Modern harddisks don't allow that anymore. Should I assume that
"low-level format" in this case means something like

dd if=/dev/zero of=/dev/sdX

[puts on forensics professional hat]

Good question! The tl;dr of it is that the technique to wipe a hard drive will vary according to the kind of technology used in manufacturing the drive, and to a lesser extent the kind of forensics nerdery you're afraid of.

This is the origin of the myth of the 30-odd-pass "Gutmann shred". It was always a complete myth that you needed 30-odd passes to wipe a hard drive. The 30+ passes were if you had no knowledge about the underlying technology of the drive and needed to account for antique FM-coded drives all the way up through modern SSDs. If you were thinking of doing a 30+-pass shred, the best thing to do was smack yourself in the face for being so foolish and then go off and read the label on your hard drive. :)
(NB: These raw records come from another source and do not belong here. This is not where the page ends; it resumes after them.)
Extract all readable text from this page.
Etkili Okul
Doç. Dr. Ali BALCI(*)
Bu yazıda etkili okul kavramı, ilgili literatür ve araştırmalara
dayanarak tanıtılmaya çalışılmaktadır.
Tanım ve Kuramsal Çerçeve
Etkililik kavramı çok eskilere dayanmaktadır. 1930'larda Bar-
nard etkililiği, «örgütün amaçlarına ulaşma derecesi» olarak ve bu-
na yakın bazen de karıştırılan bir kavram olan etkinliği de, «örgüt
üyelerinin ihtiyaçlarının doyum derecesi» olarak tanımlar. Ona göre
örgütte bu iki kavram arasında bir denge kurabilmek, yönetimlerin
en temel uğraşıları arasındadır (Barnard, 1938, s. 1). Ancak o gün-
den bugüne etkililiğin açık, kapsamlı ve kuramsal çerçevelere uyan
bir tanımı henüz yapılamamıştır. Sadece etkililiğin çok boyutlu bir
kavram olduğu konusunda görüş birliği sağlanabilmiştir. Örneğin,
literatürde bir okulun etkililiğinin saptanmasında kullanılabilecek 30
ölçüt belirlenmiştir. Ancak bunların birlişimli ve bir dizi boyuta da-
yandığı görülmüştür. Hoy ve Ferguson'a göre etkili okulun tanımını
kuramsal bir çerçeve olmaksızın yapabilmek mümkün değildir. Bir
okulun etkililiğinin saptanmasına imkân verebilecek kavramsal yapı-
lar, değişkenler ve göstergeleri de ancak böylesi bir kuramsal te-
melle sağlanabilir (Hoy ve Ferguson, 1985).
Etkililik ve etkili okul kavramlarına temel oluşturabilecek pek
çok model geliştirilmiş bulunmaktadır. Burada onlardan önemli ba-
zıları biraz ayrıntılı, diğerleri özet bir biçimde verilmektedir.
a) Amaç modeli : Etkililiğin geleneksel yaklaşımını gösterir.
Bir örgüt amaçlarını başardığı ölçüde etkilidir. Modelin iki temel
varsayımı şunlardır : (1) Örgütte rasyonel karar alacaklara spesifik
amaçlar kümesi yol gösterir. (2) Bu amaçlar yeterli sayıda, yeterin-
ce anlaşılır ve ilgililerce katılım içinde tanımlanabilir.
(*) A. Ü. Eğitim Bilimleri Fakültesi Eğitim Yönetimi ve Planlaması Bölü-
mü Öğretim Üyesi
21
For modern SSDs I generally recommend a single pass with random data:

dd if=/dev/urandom of=/dev/foo bs=1M

(Don't forget the blocksize [bs] parameter; it can improve speed significantly.)

This is enough to foil the vast majority of forensic analysis. Yes, yes, SSDs have remapping capabilities which means certain memory cells won't get hit even if you do this, and it's theoretically possible for a good forensics nerd to do all kinds of wild magic to pull off data you didn't even know was there... but that kind of very high-level forensics nerdery costs a lot of money, and few people are worth that kind of investment.